The authors actually knew this all along and stated as much in the article:
*(Fluid collection in the belly)
This they realised after the first of the two experiments. They however wanted to do better than cofirm prior knowledge and made the rather unlikely assumption (hypothesis) that the difference in cancer growth between the groups might be due to something other than the obvious dietary insufficiency. Perhaps it was the realisation that new grants would not be forthcoming for finding out the obvious, so they made a second experiment to test the hypothesis, which turned out not to be corroborated:
Remember also that the treated mice only lived slightly longer and the difference was not found to be statistically significant.
Instead of keeping to the correct inference that the treated mice were simply displaying better nutritional status and therefore better able to fight the tumour growth and live a little longer as they say in the abstract conclusion, which is quite acceptable…:
… they make the following completely unfounded proclamation at the end of the article:
PPE is NOT a “clinically proven agent for the effective treatment of PC” (PC = pancreatic cancer). This statement is completely unsubstantiated and groundless. Much the less does it have “significant advantages over currently available therapeutic modalities” The study corroborates neither of these statements and as I said before, PPE is already an essential part of the arsenal of the palliative therapy of patients with advanced pancreatic cancer, i.e. if and when digestive insufficiency has set in. It can certainly improve their well being and nutritional status, which obviously may prolong survival. It has NOT been proven to have ANY other effect on PC, and is certainly not a curative remedy.

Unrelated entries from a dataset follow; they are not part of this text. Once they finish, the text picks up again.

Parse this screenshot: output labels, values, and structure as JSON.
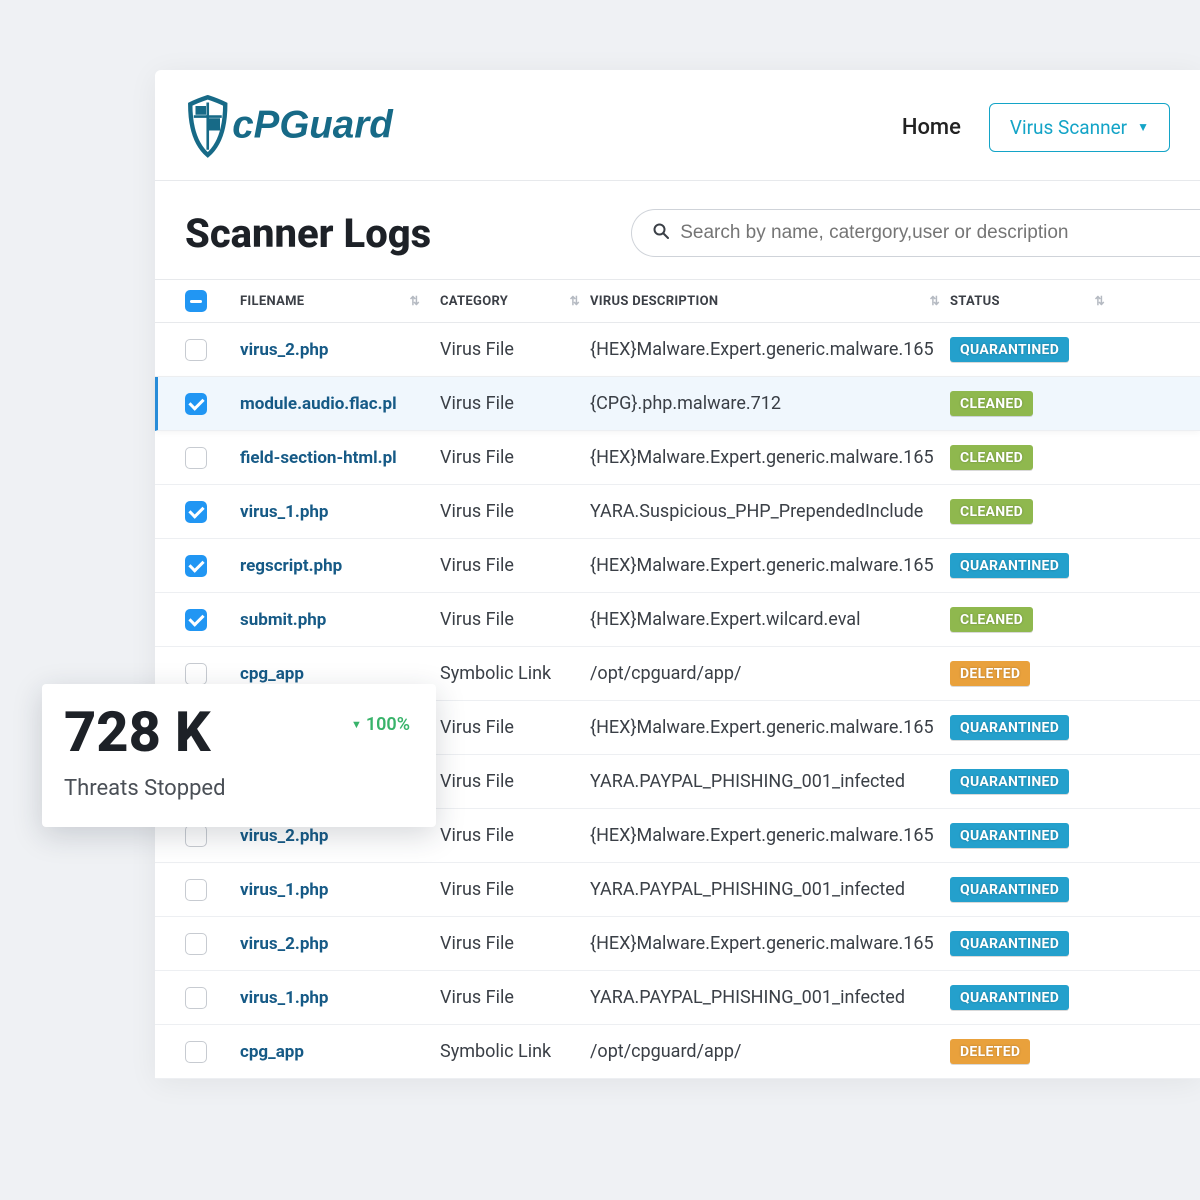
{
  "brand": {
    "name": "cPGuard"
  },
  "nav": {
    "home": "Home",
    "dropdown_label": "Virus Scanner"
  },
  "page": {
    "title": "Scanner Logs",
    "search_placeholder": "Search by name, catergory,user or description"
  },
  "table": {
    "headers": {
      "filename": "FILENAME",
      "category": "CATEGORY",
      "description": "VIRUS DESCRIPTION",
      "status": "STATUS"
    },
    "rows": [
      {
        "checked": false,
        "highlight": false,
        "filename": "virus_2.php",
        "category": "Virus File",
        "description": "{HEX}Malware.Expert.generic.malware.165",
        "status": "QUARANTINED"
      },
      {
        "checked": true,
        "highlight": true,
        "filename": "module.audio.flac.pl",
        "category": "Virus File",
        "description": "{CPG}.php.malware.712",
        "status": "CLEANED"
      },
      {
        "checked": false,
        "highlight": false,
        "filename": "field-section-html.pl",
        "category": "Virus File",
        "description": "{HEX}Malware.Expert.generic.malware.165",
        "status": "CLEANED"
      },
      {
        "checked": true,
        "highlight": false,
        "filename": "virus_1.php",
        "category": "Virus File",
        "description": "YARA.Suspicious_PHP_PrependedInclude",
        "status": "CLEANED"
      },
      {
        "checked": true,
        "highlight": false,
        "filename": "regscript.php",
        "category": "Virus File",
        "description": "{HEX}Malware.Expert.generic.malware.165",
        "status": "QUARANTINED"
      },
      {
        "checked": true,
        "highlight": false,
        "filename": "submit.php",
        "category": "Virus File",
        "description": "{HEX}Malware.Expert.wilcard.eval",
        "status": "CLEANED"
      },
      {
        "checked": false,
        "highlight": false,
        "filename": "cpg_app",
        "category": "Symbolic Link",
        "description": "/opt/cpguard/app/",
        "status": "DELETED"
      },
      {
        "checked": false,
        "highlight": false,
        "filename": "",
        "category": "Virus File",
        "description": "{HEX}Malware.Expert.generic.malware.165",
        "status": "QUARANTINED"
      },
      {
        "checked": false,
        "highlight": false,
        "filename": "",
        "category": "Virus File",
        "description": "YARA.PAYPAL_PHISHING_001_infected",
        "status": "QUARANTINED"
      },
      {
        "checked": false,
        "highlight": false,
        "filename": "virus_2.php",
        "category": "Virus File",
        "description": "{HEX}Malware.Expert.generic.malware.165",
        "status": "QUARANTINED"
      },
      {
        "checked": false,
        "highlight": false,
        "filename": "virus_1.php",
        "category": "Virus File",
        "description": "YARA.PAYPAL_PHISHING_001_infected",
        "status": "QUARANTINED"
      },
      {
        "checked": false,
        "highlight": false,
        "filename": "virus_2.php",
        "category": "Virus File",
        "description": "{HEX}Malware.Expert.generic.malware.165",
        "status": "QUARANTINED"
      },
      {
        "checked": false,
        "highlight": false,
        "filename": "virus_1.php",
        "category": "Virus File",
        "description": "YARA.PAYPAL_PHISHING_001_infected",
        "status": "QUARANTINED"
      },
      {
        "checked": false,
        "highlight": false,
        "filename": "cpg_app",
        "category": "Symbolic Link",
        "description": "/opt/cpguard/app/",
        "status": "DELETED"
      }
    ]
  },
  "stat_card": {
    "value": "728 K",
    "percent": "100%",
    "label": "Threats Stopped"
  }
}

Apparently, there is or was some sort “skin brushing” and “cleansing” (see link below); however, in a brief search, I failed to find adequate descriptions of either the “clean sweep” or “liver flush”. Although “purging” is also mentioned, I have yet to ascertain the description intended by Gonzales or the means by which it was induced. As you undoubtedly know, the term could mean induced defecation, vomiting, or both.
It may not be the most authoritative source, but I found this: “detoxification routine: enemas, liver flushes, and whole-body purges with psyllium husks, which Gonzalez refers to as “the clean sweep.”
An advocate of the regimen claims the “purge” consisted of drinking the juices of citrus fruit combined with Epsom salts. Though not entirely, he also describes the “liver flush”: ortho-phosphoric acid, apple juice, olive oil, “and other ingredients”.
In a video interview titled “Nicholas Gonzalez, MD reveals the truth about cancer chemotherapy”, the late Dr. Gonzales stated: “The main anticancer element in our program are [sic] large doses of these pancreatic enzymes, which are derived from the pig pancreas.” Yet, at 29:12 minutes in the same interview, he made the following statement: “We’ve never had the billions of dollars [as if it would cost remotely near that much] in research funding to do the elaborate molecular biology, but we’ve had some funding to do some animal studies, and they seem to just directly attack cancer.”
Antitumor studies on all manner of crude, natural products are conducted in animals by independent laboratories and researchers at universities all the time, regardless of whether the substances are patentable or not. To my knowledge, porcine pancreatic enzymes would be destroyed when ingested. Because the same route of administration is used in the human clinical regimen of Gonzalez, any animal studies designed to refute or support the regimen would require oral dosing.